The value of projects in Australia has declined by $37.2 billion since the September 2008 quarter, with new projects failing to replenish those being completed.
The value of projects in Australia has declined by $37.2 billion since the September 2008 quarter, with new projects failing to replenish those being completed.
Access Economics' latest issue of Investment Monitor, released today, shows a notable decline in the value of projects in the database with the number of project deferrals mounting up.
However, the latest figures show that Western Australia still comfortably leads the way in the value of definite investment projects, despite major projects now being less profitable, such as the massive $11.2 billion Pluto LNG project and the $2.5 billion 'fifth train' on the North West Shelf LNG development.
Since September 2008, total project values in Australia have moderated from a total of $644.4 billion to $607.2 billion.
"A downturn in investment had certainly been on the cards - Australia's rate of business investment relative to output had moved to an unusually high level, meaning that investment would have to pull back at some point anyway," Access Economics said.
"Accelerating that decline is the global economic crisis which is cutting sharply into capacity utilisation, and hence the need for more investment."
While mining and metals projects had been the growth engine for overall project investment, the value of definite mining and metals projects is now falling, Access Economics said.
A number of major projects have been shelved over the past few months, which is likely to result in a sharp fall in business investment over the next two years despite engineering work holding up over the next six months.
Major projects to be recently shelved include Shell and Anglo American's $5 billion coal-to-liquids project in the Latrobe Valley, BHP Billiton has delayed deciding on its $6.3 billion Olympic Dam expansion until 2010, Aloca's Wagerup alumina refinery expansion has been put on hold, and Western Power has delayed the start-up of the $375 million Cockburn 2 gas-fired power plant by a year.
"But it's not all bad news.
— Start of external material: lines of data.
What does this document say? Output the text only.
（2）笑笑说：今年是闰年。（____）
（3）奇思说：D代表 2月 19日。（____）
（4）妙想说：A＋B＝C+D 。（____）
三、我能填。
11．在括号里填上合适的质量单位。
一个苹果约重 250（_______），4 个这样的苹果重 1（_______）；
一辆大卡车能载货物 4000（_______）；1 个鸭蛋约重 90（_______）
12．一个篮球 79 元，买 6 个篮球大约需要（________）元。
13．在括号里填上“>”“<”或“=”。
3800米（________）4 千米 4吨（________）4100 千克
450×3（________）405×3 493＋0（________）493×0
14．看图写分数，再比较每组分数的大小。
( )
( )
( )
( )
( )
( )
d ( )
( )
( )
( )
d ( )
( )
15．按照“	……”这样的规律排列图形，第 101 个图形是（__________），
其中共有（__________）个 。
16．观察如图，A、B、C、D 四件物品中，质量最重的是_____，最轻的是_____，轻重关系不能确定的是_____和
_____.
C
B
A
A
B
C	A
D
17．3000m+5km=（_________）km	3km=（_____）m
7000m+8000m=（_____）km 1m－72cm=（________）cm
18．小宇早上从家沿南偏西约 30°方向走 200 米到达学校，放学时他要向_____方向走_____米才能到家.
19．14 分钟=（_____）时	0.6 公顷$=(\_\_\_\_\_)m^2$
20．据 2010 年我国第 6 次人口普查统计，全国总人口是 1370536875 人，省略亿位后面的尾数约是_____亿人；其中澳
One bright spot is that construction costs in Australia will get more affordable. Unfortunately, imported equipment costs will be higher due to the fall in the Australian dollar," Access Economics said.
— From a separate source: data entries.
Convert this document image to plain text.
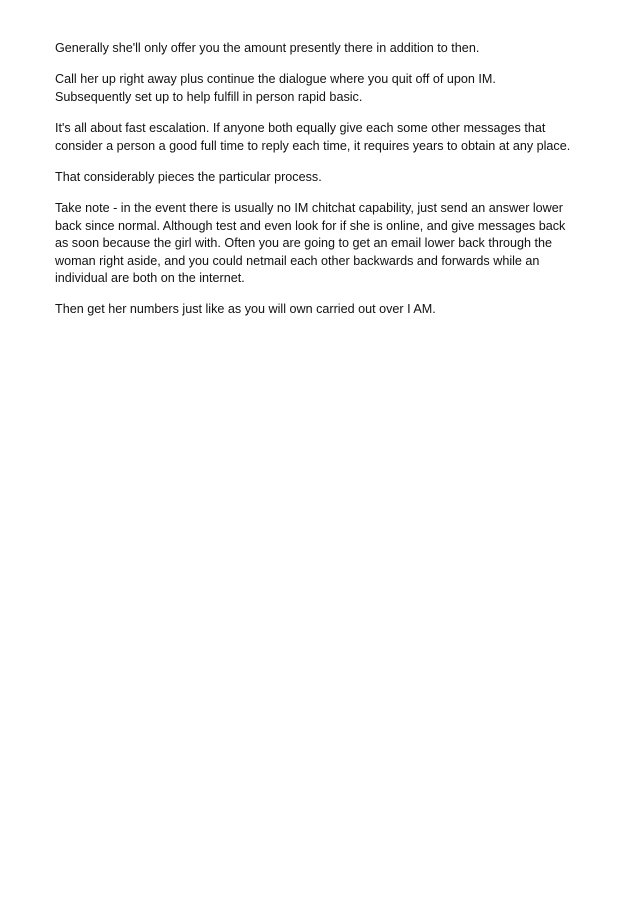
Generally she'll only offer you the amount presently there in addition to then.

Call her up right away plus continue the dialogue where you quit off of upon IM.
Subsequently set up to help fulfill in person rapid basic.

It's all about fast escalation. If anyone both equally give each some other messages that
consider a person a good full time to reply each time, it requires years to obtain at any place.

That considerably pieces the particular process.

Take note - in the event there is usually no IM chitchat capability, just send an answer lower
back since normal. Although test and even look for if she is online, and give messages back
as soon because the girl with. Often you are going to get an email lower back through the
woman right aside, and you could netmail each other backwards and forwards while an
individual are both on the internet.

Then get her numbers just like as you will own carried out over I AM.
"The other good news is that governments will keep investing, and indeed may ramp up their investment spend.
"Provided that the projects selected pass the cost-benefit test and can be delivered fast enough to assist in defending against the downturn, then the timing is right to lift government spending on infrastructure.
"Increased government investment won't fully offset the slide in business investment over the next two years - but it will provide decent help."
Under the more subdued investment environment, all states are expected to be affected but it is anticipated to having a larger effect in those where resources investment has been the strongest, namely Western Australia and Queensland.
"Commercial building is solid at present, but is at risk going forward, being hit by both a lack of finance for new projects, and retail and office markets which now look well supplied. Economic infrastructure looks the best chance for investment growth going forward," Access Economics said.
The Investment Monitor report said despite the downturn, mining investment remained "very strong", but the value of definite projects was melting fast amid the slump in commodity prices.